For a full history of the case, please see this June 2015 post on Teledoc’s win of a preliminary injunction to block enforcement of the Board’s rule. In short, Teledoc employs board-certified physicians trained to provide treatment and diagnosis over the telephone. The physician dispenses medical advice and may prescribe medications despite contacting the patient only by telephone. In response to the rise in telemedicine, the Texas Medical Board revised a state administrative rule prohibiting the prescription of certain drugs without first establishing a “proper professional relationship” to require a “face-to-face visit or in-person evaluation.” Teledoc sued under Section 1 of the Sherman Act to block enforcement of the rule, alleging an unlawful conspiracy to restrain trade.
In the skirmish over the preliminary injunction, we noted that the Texas Medical Board chose not to raise a state-action immunity defense. It is now clear that such a defense would lose.

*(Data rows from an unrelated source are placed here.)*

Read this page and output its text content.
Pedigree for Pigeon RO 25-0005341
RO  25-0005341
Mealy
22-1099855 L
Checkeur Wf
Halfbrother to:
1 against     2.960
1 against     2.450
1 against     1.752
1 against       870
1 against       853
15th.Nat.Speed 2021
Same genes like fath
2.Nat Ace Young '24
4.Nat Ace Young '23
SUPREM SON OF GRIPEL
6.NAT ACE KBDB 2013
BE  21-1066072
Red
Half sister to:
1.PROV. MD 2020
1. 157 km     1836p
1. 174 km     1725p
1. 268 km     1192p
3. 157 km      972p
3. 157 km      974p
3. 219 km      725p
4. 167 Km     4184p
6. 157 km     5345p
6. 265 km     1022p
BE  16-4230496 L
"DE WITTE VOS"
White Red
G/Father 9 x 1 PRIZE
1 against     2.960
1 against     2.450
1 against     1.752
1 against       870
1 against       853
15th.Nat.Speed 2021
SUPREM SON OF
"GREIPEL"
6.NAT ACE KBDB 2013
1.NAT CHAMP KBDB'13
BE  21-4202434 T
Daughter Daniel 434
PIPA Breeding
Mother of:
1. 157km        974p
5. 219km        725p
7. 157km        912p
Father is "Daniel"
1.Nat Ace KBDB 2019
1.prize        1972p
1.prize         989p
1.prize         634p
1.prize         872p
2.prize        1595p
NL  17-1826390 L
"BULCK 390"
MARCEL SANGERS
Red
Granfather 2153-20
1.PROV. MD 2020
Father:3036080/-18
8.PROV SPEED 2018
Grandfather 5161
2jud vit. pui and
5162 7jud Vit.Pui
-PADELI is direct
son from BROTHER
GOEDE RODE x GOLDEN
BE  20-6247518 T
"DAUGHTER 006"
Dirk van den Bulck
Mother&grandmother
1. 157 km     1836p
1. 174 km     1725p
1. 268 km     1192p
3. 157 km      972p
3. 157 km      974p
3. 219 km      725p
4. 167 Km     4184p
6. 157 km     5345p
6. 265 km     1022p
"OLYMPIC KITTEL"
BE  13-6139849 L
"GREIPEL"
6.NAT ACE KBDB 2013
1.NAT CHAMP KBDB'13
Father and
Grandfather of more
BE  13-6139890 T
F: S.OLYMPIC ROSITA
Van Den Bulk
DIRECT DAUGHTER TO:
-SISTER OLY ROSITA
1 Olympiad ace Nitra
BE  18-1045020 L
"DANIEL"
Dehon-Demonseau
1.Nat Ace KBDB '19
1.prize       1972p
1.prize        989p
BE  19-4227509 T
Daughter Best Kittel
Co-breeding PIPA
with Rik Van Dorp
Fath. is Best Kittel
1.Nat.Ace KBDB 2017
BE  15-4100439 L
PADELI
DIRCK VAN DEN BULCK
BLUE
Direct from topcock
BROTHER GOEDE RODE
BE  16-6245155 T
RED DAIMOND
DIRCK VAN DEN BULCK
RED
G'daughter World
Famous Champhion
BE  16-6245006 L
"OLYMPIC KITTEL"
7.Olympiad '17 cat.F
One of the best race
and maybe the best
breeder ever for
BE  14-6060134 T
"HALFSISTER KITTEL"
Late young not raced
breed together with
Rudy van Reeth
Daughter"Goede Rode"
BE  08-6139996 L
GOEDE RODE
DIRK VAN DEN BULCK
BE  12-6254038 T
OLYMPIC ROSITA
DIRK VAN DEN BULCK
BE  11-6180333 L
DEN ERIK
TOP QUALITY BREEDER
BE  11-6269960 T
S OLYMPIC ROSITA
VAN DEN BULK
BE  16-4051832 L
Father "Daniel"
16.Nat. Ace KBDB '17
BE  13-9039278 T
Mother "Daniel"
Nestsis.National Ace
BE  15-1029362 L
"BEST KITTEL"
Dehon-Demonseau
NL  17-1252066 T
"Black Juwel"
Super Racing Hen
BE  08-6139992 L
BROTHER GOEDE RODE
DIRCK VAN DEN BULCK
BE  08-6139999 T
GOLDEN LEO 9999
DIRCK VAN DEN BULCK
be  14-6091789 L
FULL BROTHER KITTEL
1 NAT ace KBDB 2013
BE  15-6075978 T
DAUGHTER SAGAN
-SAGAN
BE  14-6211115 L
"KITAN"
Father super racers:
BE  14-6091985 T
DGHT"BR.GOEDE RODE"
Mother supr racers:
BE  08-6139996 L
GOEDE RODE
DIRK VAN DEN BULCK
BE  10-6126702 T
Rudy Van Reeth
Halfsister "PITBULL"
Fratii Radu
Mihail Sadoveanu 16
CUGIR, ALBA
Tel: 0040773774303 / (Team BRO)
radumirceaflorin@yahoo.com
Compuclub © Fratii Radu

As the Texas federal court pointed out, under North Carolina State Board of Dental Examiners v. FTC, a “‘nonsovereign actor controlled by active market participants—such as the Board—enjoys Parker immunity only if’ it was subject to active state supervision and the challenged restrain was an expression of state policy.” The state need not micromanage the Board, but the state’s review mechanisms must provide “realistic assurance” that anticompetitive conduct by the Board “promotes state policy, rather than merely the party’s individual interests.”
In this case, the Texas court held that the Texas Medical Board failed to show active supervision of its activities by the state. First, judicial review of the Board’s decisions is limited to inquiring whether the Board’s decision exceeded its statutory authority, and does not provide for evaluation of the policy underlying the rule. Second, legislative review lacks authority to veto or modify the Board’s rules. Accordingly, the court could find no “realistic assurance” that the state could check any anticompetitive conduct for the promotion of state policy rather than personal interests.
Teledoc thus survives another round with the Texas Medical Board, which is quickly running out of punches to throw.
The case is Teledoc, Inc., et al. v. Texas Med. Bd., Civil Action No. 1:15-cv-343 (W.D. Tex. Dec. 14, 2015).